Le Canada et la Roumanie ne sont pas seuls sur ce terrain. La demande de lutétium-177 explose si vite qu’une compétition mondiale s’est enclenchée.

L’allemand ITM, partenaire de longue date de Bruce Power, le néerlandais NRG PALLAS, l’européen Curium avec l’appui du réacteur du CEA à Grenoble, ou encore l’américain SHINE Technologies avancent chacun leurs pions. Tous courent après le même graal : une production fiable, massive et surtout rapprochée des lieux de soin.

Reste à ne pas s’emballer. La médecine nucléaire demeure une filière de spécialistes, où chaque site nécessite des années d’ingénierie et une autorisation réglementaire arrachée maillon par maillon. L’homologation obtenue par Bruce Power est une avancée bien réelle, mais elle porte sur une étape, pas sur une révolution ; le projet roumain, lui, ne produira rien avant 2028 dans le meilleur des cas. La demande, en revanche, ne faiblira pas. Chaque année, près de 49 millions d’actes médicaux dans le monde reposent sur des radioisotopes, et le vieillissement des populations comme les progrès de la médecine de précision ne feront qu’accentuer la pression.
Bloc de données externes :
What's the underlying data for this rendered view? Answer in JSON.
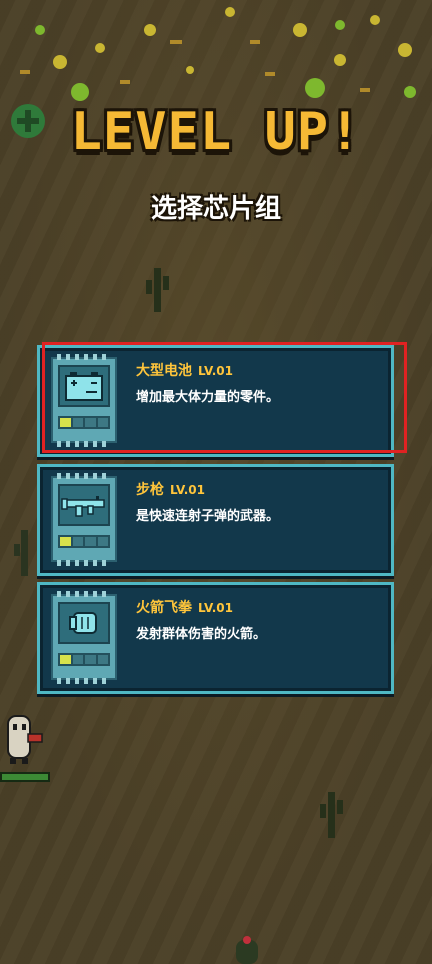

Une chose est sûre : dans cette bataille mondiale pour quelques grammes d’un métal radioactif hors de prix, la France a discrètement pris une longueur d’avance. Reste à savoir si elle saura la transformer, du laboratoire d’Ontario aux rives du Danube, en un véritable leadership industriel.

Sources :

  • Kinectrics, Medical Isotope Production System Design, Fabrication & Installation
    https://www.kinectrics.com/projects/medical-isotope-production-system-design-fabrication-installation
    Fonctionnement de l’IPS, irradiation de l’ytterbium-176 en réacteur Candu, répartition des rôles entre Bruce Power, Isogen et les partenaires.
  • Framatome (espace presse), Framatome et Nuclearelectrica signent un accord de coopération pour la production de lutétium-177 en Roumanie
    https://www.framatome.com/medias/framatome-et-nuclearelectrica-signent-un-accord-de-cooperation-pour-la-production-de-lutetium-177-en-roumanie
    Projet IRIS à Cernavoda, partenariat Framatome-Nuclearelectrica, production commerciale visée en 2028, enjeu de souveraineté européenne en radioisotopes.
  • Bruce Power (communiqué officiel), Bruce Power receives CNSC approval to operate on-site hot cell facility, strengthening global cancer-fighting isotope supply chain (18 août 2026)
    https://www.brucepower.com/2026/08/18/bruce-power-receives-cnsc-approval-to-operate-on-site-hot-cell-facility-strengthening-global-cancer-fighting-isotope-supply-chain/
    Autorisation de la CNSC pour l’exploitation de la cellule blindée, étape de « Target Carrier Removal », lancement des opérations commerciales visé en septembre 2026, rappel de la première mondiale de lutétium-177 en réacteur de puissance (2022) et de l’expansion via un second système IPS dans le réacteur 6.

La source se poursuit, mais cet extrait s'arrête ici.